Mata Air

Membaca Alquran Tak Paham Artinya

MEMBACA AL-QUR`AN TAK PAHAM ARTINYA
Oleh: Ahmad Fuad Effendy (Cak Fuad)

SEORANG ANAK usia SMP yang kritis bertanya kepada sang kakek, yang selalu mengingatkannya agar rajin membaca Al-Qur`an, “Apa gunanya Kek, saya membaca Al-Qur`an tapi tidak mengerti maksudnya? Sia-sia saja kan, Kek?”.

Sang Kakek, yang sedang duduk di halaman rumahnya, tidak menjawab pertanyaan sang cucu malah memberinya perintah, “Hai cucuku sayang, ambilkan kakek sekeranjang air!”. Si cucu yang pada dasarnya sangat sayang kepada kakeknya segera mengambil ember, memenuhinya dengan air, dan membawanya kepada sang kakek. Tapi sang kakek menolaknya. “Cucu … Kakek kan minta sekeranjang air bukan seember air”. Si cucu pun segera mengambil keranjang kotor yang ada di taman, mengisinya dengan air, dan membawanya kepada sang kakek, tapi tidak tersisa air sedikitpun di dalam keranjang.

Hal itu diulanginya sampai tiga kali dengan menambah kecepatan larinya ketika membawa keranjang air, tapi hasilnya sama saja. Akhirnya dia berkata “Kakek, tidak bisa air dibawa dengan keranjang, seharusnya dengan ember, sia-sia saja Kek”. Sang kakek pun  menjawab, “Cucu, mengapa kamu katakan sia-sia?

Coba amatilah keranjang yang tadi kamu pakai membawa air!”. Sang cucu pun melihat keranjang itu dengan seksama, dan apa yang dia temukan? Ternyata keranjang yang semula kotor itu sekarang menjadi bersih luar dan dalam. Di saat itulah sang kakek berkata, “itulah cucuku jawaban kakek atas pertanyaanmu tentang membaca Al-Qur`an yang kamu tidak memahami maknanya. Kalau cucu rajin membaca Al-Qur`an, meskipun cucu tidak mendapatkan pengetahuan dari yang cucu baca, dirimu akan mengalami pembersihan luar dan dalam, jasmani dan rohani,  atas kehendak Allah”.

Membaca Al-Qur`an tanpa pemahaman adalah kenyataan umum di kalangan umat Islam terutama yang bukan penutur bahasa Arab. Di dalam bahasa Arab ada tiga kata yang berkaitan dengan kegiatan membaca Al-Qur`an, yaitu qirâ`ah, tilâwah dan tartîl.
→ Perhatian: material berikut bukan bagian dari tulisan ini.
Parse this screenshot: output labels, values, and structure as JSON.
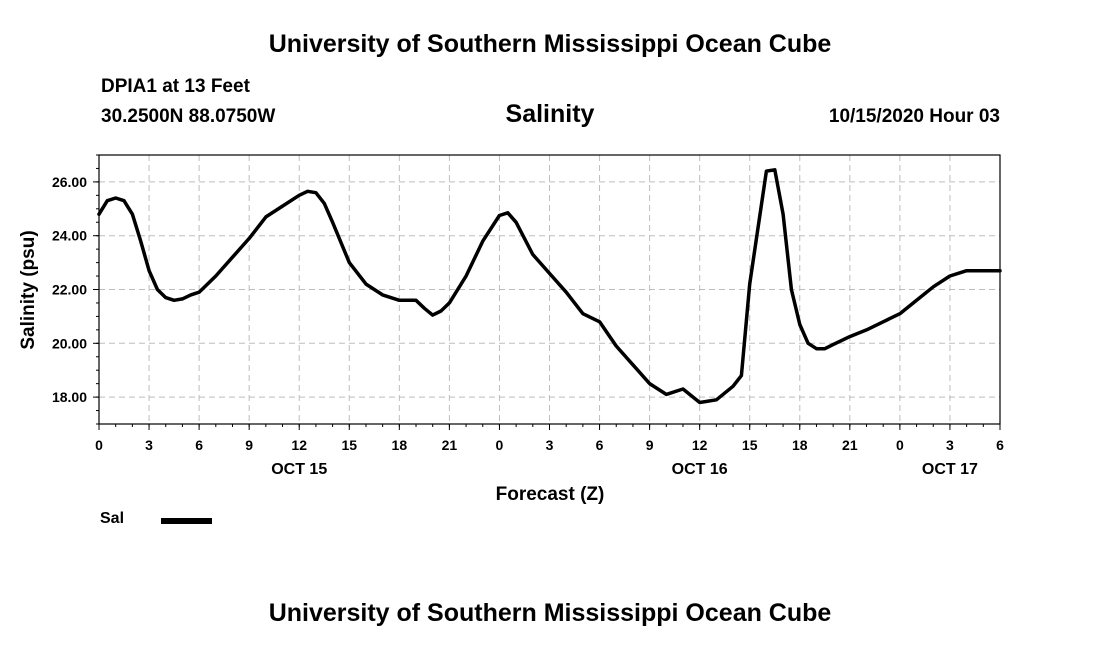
{
  "header": {
    "title": "University of Southern Mississippi Ocean Cube",
    "station": "DPIA1 at 13 Feet",
    "location": "30.2500N 88.0750W",
    "datetime": "10/15/2020 Hour 03"
  },
  "footer": {
    "title": "University of Southern Mississippi Ocean Cube"
  },
  "chart_data": {
    "type": "line",
    "title": "Salinity",
    "xlabel": "Forecast (Z)",
    "ylabel": "Salinity (psu)",
    "xlim": [
      0,
      54
    ],
    "ylim": [
      17,
      27
    ],
    "x_ticks": [
      0,
      3,
      6,
      9,
      12,
      15,
      18,
      21,
      24,
      27,
      30,
      33,
      36,
      39,
      42,
      45,
      48,
      51,
      54
    ],
    "x_tick_labels": [
      "0",
      "3",
      "6",
      "9",
      "12",
      "15",
      "18",
      "21",
      "0",
      "3",
      "6",
      "9",
      "12",
      "15",
      "18",
      "21",
      "0",
      "3",
      "6"
    ],
    "date_labels": [
      {
        "x": 12,
        "label": "OCT 15"
      },
      {
        "x": 36,
        "label": "OCT 16"
      },
      {
        "x": 51,
        "label": "OCT 17"
      }
    ],
    "y_ticks": [
      18,
      20,
      22,
      24,
      26
    ],
    "y_tick_labels": [
      "18.00",
      "20.00",
      "22.00",
      "24.00",
      "26.00"
    ],
    "grid": true,
    "legend_position": "bottom-left",
    "line_color": "#000000",
    "series": [
      {
        "name": "Sal",
        "x": [
          0,
          0.5,
          1,
          1.5,
          2,
          2.5,
          3,
          3.5,
          4,
          4.5,
          5,
          5.5,
          6,
          7,
          8,
          9,
          10,
          11,
          12,
          12.5,
          13,
          13.5,
          14,
          15,
          16,
          17,
          18,
          19,
          19.5,
          20,
          20.5,
          21,
          22,
          23,
          24,
          24.5,
          25,
          26,
          27,
          28,
          29,
          30,
          31,
          32,
          33,
          34,
          35,
          36,
          37,
          38,
          38.5,
          39,
          40,
          40.5,
          41,
          41.5,
          42,
          42.5,
          43,
          43.5,
          44,
          45,
          46,
          47,
          48,
          49,
          50,
          51,
          52,
          53,
          54
        ],
        "y": [
          24.8,
          25.3,
          25.4,
          25.3,
          24.8,
          23.8,
          22.7,
          22.0,
          21.7,
          21.6,
          21.65,
          21.8,
          21.9,
          22.5,
          23.2,
          23.9,
          24.7,
          25.1,
          25.5,
          25.65,
          25.6,
          25.2,
          24.5,
          23.0,
          22.2,
          21.8,
          21.6,
          21.6,
          21.3,
          21.05,
          21.2,
          21.5,
          22.5,
          23.8,
          24.75,
          24.85,
          24.5,
          23.3,
          22.6,
          21.9,
          21.1,
          20.8,
          19.9,
          19.2,
          18.5,
          18.1,
          18.3,
          17.8,
          17.9,
          18.4,
          18.8,
          22.2,
          26.4,
          26.45,
          24.8,
          22.0,
          20.7,
          20.0,
          19.8,
          19.8,
          19.95,
          20.25,
          20.5,
          20.8,
          21.1,
          21.6,
          22.1,
          22.5,
          22.7,
          22.7,
          22.7
        ]
      }
    ]
  }
}
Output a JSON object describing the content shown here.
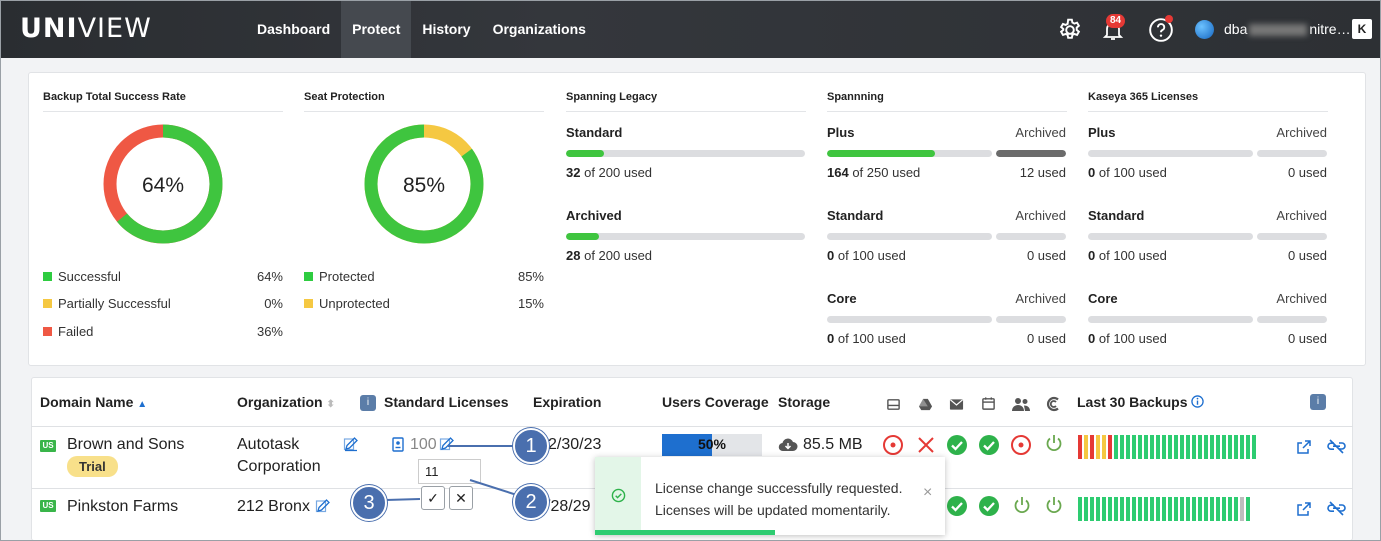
{
  "app": {
    "brand_bold": "UNI",
    "brand_thin": "VIEW"
  },
  "nav": {
    "items": [
      "Dashboard",
      "Protect",
      "History",
      "Organizations"
    ],
    "active": "Protect"
  },
  "topbar": {
    "notifications_count": "84",
    "user_name_start": "dba",
    "user_name_end": "nitre…",
    "k_label": "K"
  },
  "backup_rate": {
    "title": "Backup Total Success Rate",
    "center": "64%",
    "legend": [
      {
        "label": "Successful",
        "pct": "64%",
        "color": "#2ecc40"
      },
      {
        "label": "Partially Successful",
        "pct": "0%",
        "color": "#f5c842"
      },
      {
        "label": "Failed",
        "pct": "36%",
        "color": "#ef5844"
      }
    ]
  },
  "seat_protection": {
    "title": "Seat Protection",
    "center": "85%",
    "legend": [
      {
        "label": "Protected",
        "pct": "85%",
        "color": "#2ecc40"
      },
      {
        "label": "Unprotected",
        "pct": "15%",
        "color": "#f5c842"
      }
    ]
  },
  "spanning_legacy": {
    "title": "Spanning Legacy",
    "rows": [
      {
        "label": "Standard",
        "used": "32",
        "total": "of 200 used",
        "fraction": 0.16
      },
      {
        "label": "Archived",
        "used": "28",
        "total": "of 200 used",
        "fraction": 0.14
      }
    ]
  },
  "spanning": {
    "title": "Spannning",
    "archived_label": "Archived",
    "rows": [
      {
        "label": "Plus",
        "used": "164",
        "total": "of 250 used",
        "fraction": 0.656,
        "archived_used": "12 used",
        "archived_fraction": 1.0
      },
      {
        "label": "Standard",
        "used": "0",
        "total": "of 100 used",
        "fraction": 0,
        "archived_used": "0 used",
        "archived_fraction": 0
      },
      {
        "label": "Core",
        "used": "0",
        "total": "of 100 used",
        "fraction": 0,
        "archived_used": "0 used",
        "archived_fraction": 0
      }
    ]
  },
  "kaseya": {
    "title": "Kaseya 365 Licenses",
    "archived_label": "Archived",
    "rows": [
      {
        "label": "Plus",
        "used": "0",
        "total": "of 100 used",
        "archived_used": "0 used"
      },
      {
        "label": "Standard",
        "used": "0",
        "total": "of 100 used",
        "archived_used": "0 used"
      },
      {
        "label": "Core",
        "used": "0",
        "total": "of 100 used",
        "archived_used": "0 used"
      }
    ]
  },
  "table": {
    "headers": {
      "domain": "Domain Name",
      "org": "Organization",
      "licenses": "Standard Licenses",
      "expiration": "Expiration",
      "coverage": "Users Coverage",
      "storage": "Storage",
      "backups": "Last 30 Backups"
    },
    "rows": [
      {
        "country": "US",
        "domain": "Brown and Sons",
        "tag": "Trial",
        "org_line1": "Autotask",
        "org_line2": "Corporation",
        "licenses": "100",
        "expiration": "2/30/23",
        "coverage": "50%",
        "coverage_fraction": 0.5,
        "storage": "85.5 MB"
      },
      {
        "country": "US",
        "domain": "Pinkston Farms",
        "org_line1": "212 Bronx",
        "expiration": "/28/29"
      }
    ]
  },
  "popup": {
    "value": "11",
    "confirm": "✓",
    "cancel": "✕"
  },
  "callouts": [
    "1",
    "2",
    "3"
  ],
  "toast": {
    "line1": "License change successfully requested.",
    "line2": "Licenses will be updated momentarily.",
    "close": "×"
  }
}
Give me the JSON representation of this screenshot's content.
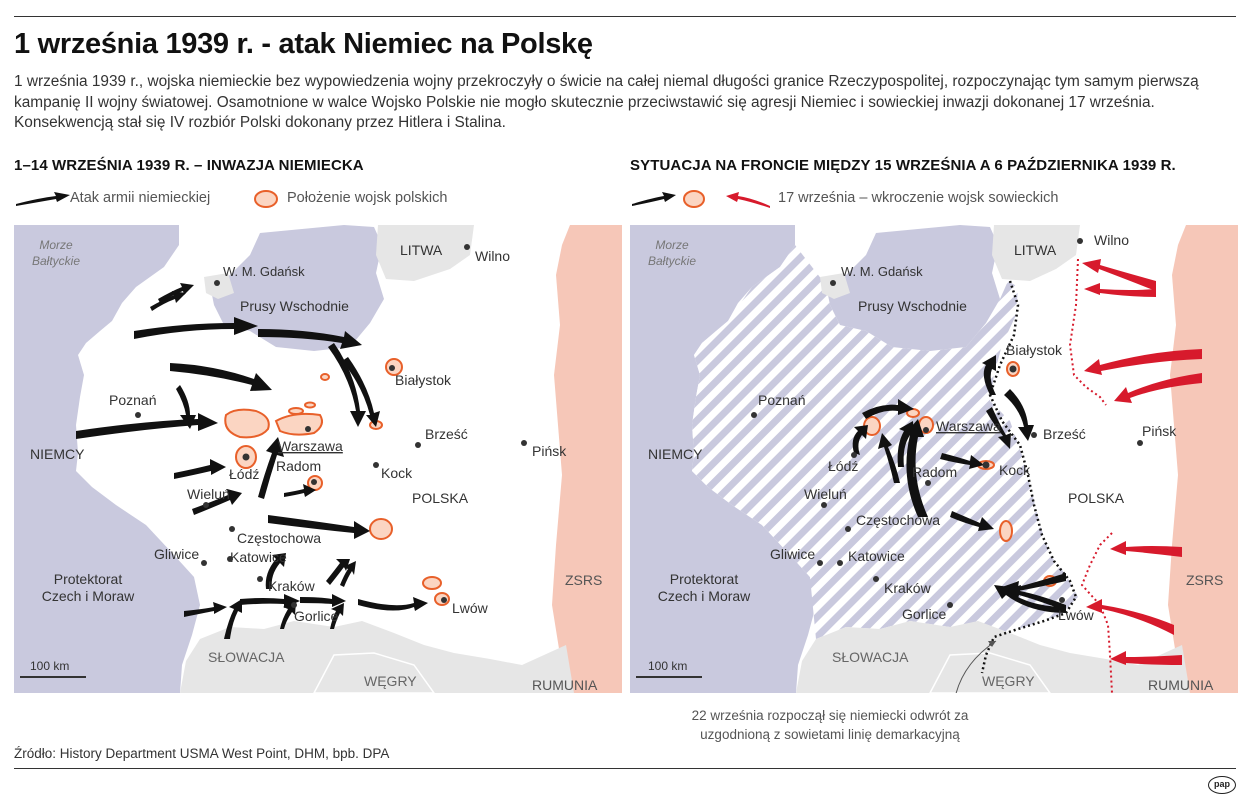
{
  "title": "1 września 1939 r. - atak Niemiec na Polskę",
  "intro": "1 września 1939 r., wojska niemieckie bez wypowiedzenia wojny przekroczyły o świcie na całej niemal długości granice Rzeczypospolitej, rozpoczynając tym samym pierwszą kampanię II wojny światowej. Osamotnione w walce Wojsko Polskie nie mogło skutecznie przeciwstawić się agresji Niemiec i sowieckiej inwazji dokonanej 17 września. Konsekwencją stał się IV rozbiór Polski dokonany przez Hitlera i Stalina.",
  "colors": {
    "german_land": "#c9c9de",
    "sea": "#c9c9de",
    "neighbor_land": "#e6e6e6",
    "soviet_land": "#f6c7b8",
    "polish_forces_fill": "#fbd5c2",
    "polish_forces_stroke": "#e8602a",
    "german_attack": "#111111",
    "soviet_attack": "#d71a2c",
    "hatch": "#c9c9de"
  },
  "left_panel": {
    "heading": "1–14 WRZEŚNIA 1939 R. – INWAZJA NIEMIECKA",
    "legend": {
      "german_attack": "Atak armii niemieckiej",
      "polish_forces": "Położenie wojsk polskich"
    },
    "labels": {
      "sea": [
        "Morze",
        "Bałtyckie"
      ],
      "danzig": "W. M. Gdańsk",
      "east_prussia": "Prusy Wschodnie",
      "lithuania": "LITWA",
      "wilno": "Wilno",
      "bialystok": "Białystok",
      "poznan": "Poznań",
      "warszawa": "Warszawa",
      "brzesc": "Brześć",
      "pinsk": "Pińsk",
      "germany": "NIEMCY",
      "lodz": "Łódź",
      "radom": "Radom",
      "kock": "Kock",
      "polska": "POLSKA",
      "wielun": "Wieluń",
      "czestochowa": "Częstochowa",
      "gliwice": "Gliwice",
      "katowice": "Katowice",
      "protectorate": [
        "Protektorat",
        "Czech i Moraw"
      ],
      "krakow": "Kraków",
      "lwow": "Lwów",
      "gorlice": "Gorlice",
      "zsrs": "ZSRS",
      "slovakia": "SŁOWACJA",
      "hungary": "WĘGRY",
      "romania": "RUMUNIA",
      "scale": "100 km"
    }
  },
  "right_panel": {
    "heading": "SYTUACJA NA FRONCIE MIĘDZY 15 WRZEŚNIA A 6 PAŹDZIERNIKA 1939 R.",
    "legend": {
      "soviet_invasion": "17 września –  wkroczenie wojsk sowieckich"
    },
    "labels": {
      "sea": [
        "Morze",
        "Bałtyckie"
      ],
      "danzig": "W. M. Gdańsk",
      "east_prussia": "Prusy Wschodnie",
      "lithuania": "LITWA",
      "wilno": "Wilno",
      "bialystok": "Białystok",
      "poznan": "Poznań",
      "warszawa": "Warszawa",
      "brzesc": "Brześć",
      "pinsk": "Pińsk",
      "germany": "NIEMCY",
      "lodz": "Łódź",
      "radom": "Radom",
      "kock": "Kock",
      "polska": "POLSKA",
      "wielun": "Wieluń",
      "czestochowa": "Częstochowa",
      "gliwice": "Gliwice",
      "katowice": "Katowice",
      "protectorate": [
        "Protektorat",
        "Czech i Moraw"
      ],
      "krakow": "Kraków",
      "lwow": "Lwów",
      "gorlice": "Gorlice",
      "zsrs": "ZSRS",
      "slovakia": "SŁOWACJA",
      "hungary": "WĘGRY",
      "romania": "RUMUNIA",
      "scale": "100 km"
    },
    "annotation": "22 września rozpoczął się niemiecki odwrót za uzgodnioną z sowietami linię demarkacyjną"
  },
  "source": "Źródło: History Department USMA West Point, DHM, bpb. DPA",
  "logo_text": "pap"
}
  • Qirâ`ah artinya membaca secara umum, baik dalam arti mengubah lambang tulis menjadi bunyi maupun membaca pemahaman. Yang pertama menjadi dasar atau landasan bagi yang kedua. Meskipun tujuan membaca pada dasarnya adalah yang kedua yakni untuk memahami isi bacaan, tapi dalam prakteknya banyak juga yang melakukan kegiatan membaca terbatas pada pengertian pertama. Contoh kongkritnya adalah membaca Al-Qur`an tanpa pemahaman.
  • Sedangkan tilâwah artinya juga membaca, tapi pada tingkat yang lebih tinggi dari qirâ`ah. Karena tilâwah mempersyaratkan beberapa hal, yakni (1) pemahaman terhadap apa yang dibaca, (2) mengikuti isi bacaan, yang baik ditiru yang buruk dihindari, yang wajib dilaksanakan yang haram ditinggalkan, dan (3) objek bacaannya adalah Al-Qur`an. Selain Al-Qur`an digunakan qirâ`ah bukan tilâwah.
  • Adapun tartîl yang secara etimologis bermakna tertib, urut, dan teratur, juga digunakan khusus untuk Al-Qur`an. Secara terminologis tartîl adalah membaca Al-Qur`an secara berurutan, dengan bacaan yang baik dan benar, disertai pemahaman dan penghayatan terhadap makna ayat-ayat yang dibacanya.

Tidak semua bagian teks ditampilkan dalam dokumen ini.